Chipkill and Beyond: Future Error Correction
Chipkill for HBM
Chipkill extends SECDED to tolerate the failure of an entire DRAM chip within an HBM stack. HBM3e with chipkill can lose one of its 16 channels and continue operating with corrected data:
// Standard SECDED: corrects 1-bit per 64-bit word
// Chipkill: corrects all bits in a single DRAM chip (one channel)

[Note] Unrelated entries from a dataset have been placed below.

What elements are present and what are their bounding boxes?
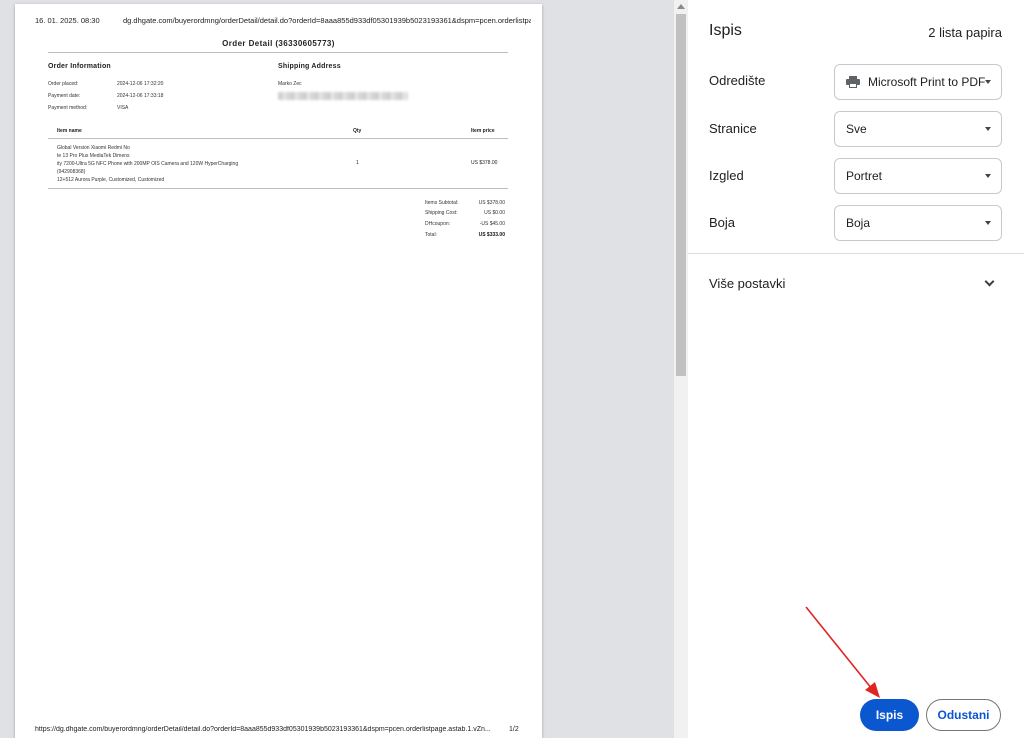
item-name-line: (942908368) [57,169,86,175]
item-name-line: Global Version Xiaomi Redmi No [57,145,130,151]
destination-label: Odredište [709,73,766,88]
payment-method-value: VISA [117,105,129,111]
order-placed-value: 2024-12-06 17:32:20 [117,81,164,87]
destination-select[interactable]: Microsoft Print to PDF [834,64,1002,100]
pages-select[interactable]: Sve [834,111,1002,147]
layout-value: Portret [846,169,883,183]
chevron-down-icon [985,80,991,84]
layout-label: Izgled [709,168,744,183]
shipping-address-heading: Shipping Address [278,63,341,70]
total-label: Total: [425,232,437,238]
panel-title: Ispis [709,22,742,39]
item-name-line: ity 7200-Ultra 5G NFC Phone with 200MP O… [57,161,239,167]
page-number: 1/2 [509,726,519,733]
subtotal-label: Items Subtotal: [425,200,459,206]
color-select[interactable]: Boja [834,205,1002,241]
order-placed-label: Order placed: [48,81,79,87]
order-detail-title: Order Detail (36330605773) [222,39,335,48]
expand-chevron-icon[interactable] [984,276,995,287]
item-name-line: 12+512 Aurora Purple, Customized, Custom… [57,177,165,183]
payment-date-label: Payment date: [48,93,81,99]
order-info-heading: Order Information [48,63,111,70]
settings-divider [688,253,1024,254]
item-qty: 1 [356,160,359,166]
chevron-down-icon [985,221,991,225]
shipping-cost-label: Shipping Cost: [425,210,458,216]
printer-icon [846,76,860,88]
shipping-name: Marko Zec [278,81,302,87]
page-header-url: dg.dhgate.com/buyerordmng/orderDetail/de… [123,16,531,25]
blurred-address [278,92,408,100]
payment-method-label: Payment method: [48,105,88,111]
coupon-value: -US $45.00 [479,221,505,227]
chevron-down-icon [985,174,991,178]
title-divider [48,52,508,53]
page-header-date: 16. 01. 2025. 08:30 [35,16,100,25]
coupon-label: DHcoupon: [425,221,451,227]
print-preview-area: 16. 01. 2025. 08:30 dg.dhgate.com/buyero… [0,0,674,738]
sheet-count: 2 lista papira [928,25,1002,40]
cancel-button[interactable]: Odustani [926,699,1001,731]
col-item-price: Item price [471,128,495,134]
total-value: US $333.00 [478,232,505,238]
item-price: US $378.00 [471,160,498,166]
table-header-divider [48,138,508,139]
col-item-name: Item name [57,128,82,134]
layout-select[interactable]: Portret [834,158,1002,194]
color-label: Boja [709,215,736,230]
preview-page: 16. 01. 2025. 08:30 dg.dhgate.com/buyero… [15,4,542,738]
pages-label: Stranice [709,121,757,136]
destination-value: Microsoft Print to PDF [868,75,986,89]
scrollbar-thumb[interactable] [676,14,686,376]
shipping-cost-value: US $0.00 [484,210,505,216]
chevron-down-icon [985,127,991,131]
print-button[interactable]: Ispis [860,699,919,731]
page-footer-url: https://dg.dhgate.com/buyerordmng/orderD… [35,726,491,733]
pages-value: Sve [846,122,867,136]
payment-date-value: 2024-12-06 17:33:18 [117,93,164,99]
print-settings-panel: Ispis 2 lista papira Odredište Microsoft… [688,0,1024,738]
item-name-line: te 13 Pro Plus MediaTek Dimens [57,153,130,159]
scroll-up-arrow-icon[interactable] [677,4,685,9]
color-value: Boja [846,216,871,230]
more-settings-toggle[interactable]: Više postavki [709,276,785,291]
col-qty: Qty [353,128,362,134]
subtotal-value: US $378.00 [478,200,505,206]
preview-scrollbar[interactable] [674,0,688,738]
table-bottom-divider [48,188,508,189]
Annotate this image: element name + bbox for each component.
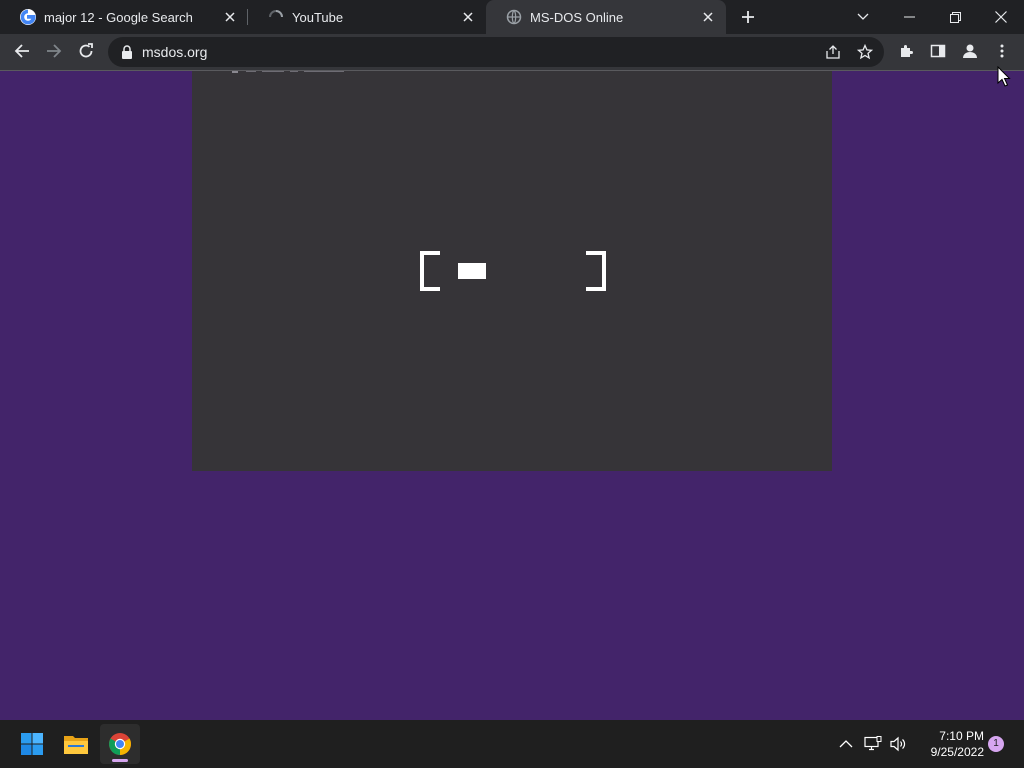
- clock-time: 7:10 PM: [939, 729, 984, 743]
- restore-icon: [949, 11, 961, 23]
- close-icon: [995, 11, 1007, 23]
- chevron-down-icon: [857, 13, 869, 20]
- bookmark-button[interactable]: [854, 41, 876, 63]
- screen: major 12 - Google Search YouTube MS-DOS …: [0, 0, 1024, 768]
- tab-title: MS-DOS Online: [530, 9, 624, 25]
- close-icon[interactable]: [458, 7, 478, 27]
- file-explorer-icon: [64, 736, 88, 754]
- minimize-icon: [903, 16, 915, 18]
- chrome-button[interactable]: [100, 724, 140, 764]
- browser-menu-button[interactable]: [987, 36, 1017, 66]
- arrow-left-icon: [14, 44, 29, 58]
- windows-start-icon: [21, 733, 43, 755]
- network-button[interactable]: [861, 732, 885, 756]
- profile-button[interactable]: [955, 36, 985, 66]
- reload-icon: [79, 43, 93, 58]
- tab-youtube[interactable]: YouTube: [248, 0, 486, 34]
- reload-button[interactable]: [71, 36, 101, 66]
- mouse-cursor-icon: [997, 66, 1011, 87]
- share-button[interactable]: [822, 41, 844, 63]
- puzzle-icon: [901, 45, 913, 57]
- windows-taskbar: 7:10 PM 9/25/2022 1: [0, 720, 1024, 768]
- dos-emulator-screen[interactable]: [192, 71, 832, 471]
- loader-bracket-left: [420, 251, 440, 291]
- network-icon: [864, 736, 882, 751]
- share-icon: [826, 45, 840, 59]
- new-tab-button[interactable]: [736, 5, 760, 29]
- url-text[interactable]: msdos.org: [142, 44, 207, 60]
- volume-button[interactable]: [886, 732, 910, 756]
- avatar-icon: [963, 44, 977, 58]
- side-panel-button[interactable]: [923, 36, 953, 66]
- loading-indicator: [420, 251, 606, 291]
- back-button[interactable]: [7, 36, 37, 66]
- page-background: [0, 71, 1024, 720]
- close-icon[interactable]: [220, 7, 240, 27]
- side-panel-icon: [930, 44, 946, 58]
- speaker-icon: [890, 736, 906, 752]
- chrome-icon: [109, 733, 131, 755]
- tab-google-search[interactable]: major 12 - Google Search: [0, 0, 248, 34]
- tab-strip: major 12 - Google Search YouTube MS-DOS …: [0, 0, 1024, 34]
- google-icon: [20, 9, 36, 25]
- loader-bracket-right: [586, 251, 606, 291]
- start-button[interactable]: [12, 724, 52, 764]
- clock-date: 9/25/2022: [930, 745, 984, 759]
- active-app-indicator: [112, 759, 128, 762]
- restore-button[interactable]: [932, 0, 978, 34]
- browser-toolbar: msdos.org: [0, 34, 1024, 71]
- close-window-button[interactable]: [978, 0, 1024, 34]
- tab-ms-dos-online[interactable]: MS-DOS Online: [486, 0, 726, 34]
- plus-icon: [742, 11, 754, 23]
- chevron-up-icon: [839, 740, 853, 748]
- address-bar[interactable]: msdos.org: [108, 37, 884, 67]
- show-hidden-icons-button[interactable]: [834, 732, 858, 756]
- tab-search-button[interactable]: [840, 0, 886, 34]
- globe-icon: [506, 9, 522, 25]
- tab-title: major 12 - Google Search: [44, 9, 193, 25]
- lock-icon[interactable]: [120, 45, 134, 59]
- loader-progress-track: [458, 263, 568, 279]
- kebab-menu-icon: [1000, 44, 1004, 58]
- loading-spinner-icon: [268, 9, 284, 25]
- extensions-button[interactable]: [891, 36, 921, 66]
- minimize-button[interactable]: [886, 0, 932, 34]
- notification-badge[interactable]: 1: [988, 736, 1004, 752]
- dos-text-fragment: [232, 71, 344, 73]
- forward-button[interactable]: [39, 36, 69, 66]
- file-explorer-button[interactable]: [56, 724, 96, 764]
- loader-progress-fill: [458, 263, 486, 279]
- system-clock[interactable]: 7:10 PM 9/25/2022: [914, 728, 984, 760]
- arrow-right-icon: [47, 44, 62, 58]
- tab-title: YouTube: [292, 9, 344, 25]
- close-icon[interactable]: [698, 7, 718, 27]
- star-icon: [857, 44, 873, 60]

// HBM3e: 16 channels per stack, 32 bits per channel
// Chipkill can correct a full 32-bit channel failure
// Overhead: higher than SECDED (~25% parity bits vs 12.5%)
// But protects against entire chip failures, not just single bits
Adaptive ECC
Future GPUs may implement adaptive ECC that adjusts protection level based on error rates:
// Concept: adaptive ECC
// Normal operation: SECDED (12.5% overhead)
// When error rate rises (aging, temperature): upgrade to DEC-TED
// (Double-Error Correct, Triple-Error Detect)
// Overhead increases to ~25%, but stronger protection
// When a region shows persistent errors: retire and remap
Practical Recommendations
For training clusters:
- Always enable ECC on data center GPUs (it is enabled by default on A100/H100 and cannot be disabled).
- Monitor ECC counters via DCGM. Set alerts for correctable error rates above 100 per day per GPU (indicates potential hardware degradation).
- Replace GPUs with more than 64 retired pages or any uncorrectable SRAM errors.
- Implement application-level checksumming for training runs exceeding 1,000 GPU-hours.
- Checkpoint frequently — every 10-30 minutes — to limit the blast radius of an undetected corruption event.
- Run GPU diagnostics (dcgmi diag -r 3) before starting multi-week training runs.
For inference deployments:
- Use ECC GPUs (A100, H100) for production inference serving.
- Monitor correctable error rates as a proxy for hardware health.
- Implement output validation for safety-critical applications (medical, financial, autonomous).
- Consider N+1 redundancy — keep spare GPUs for hot-swap when ECC errors trigger replacement.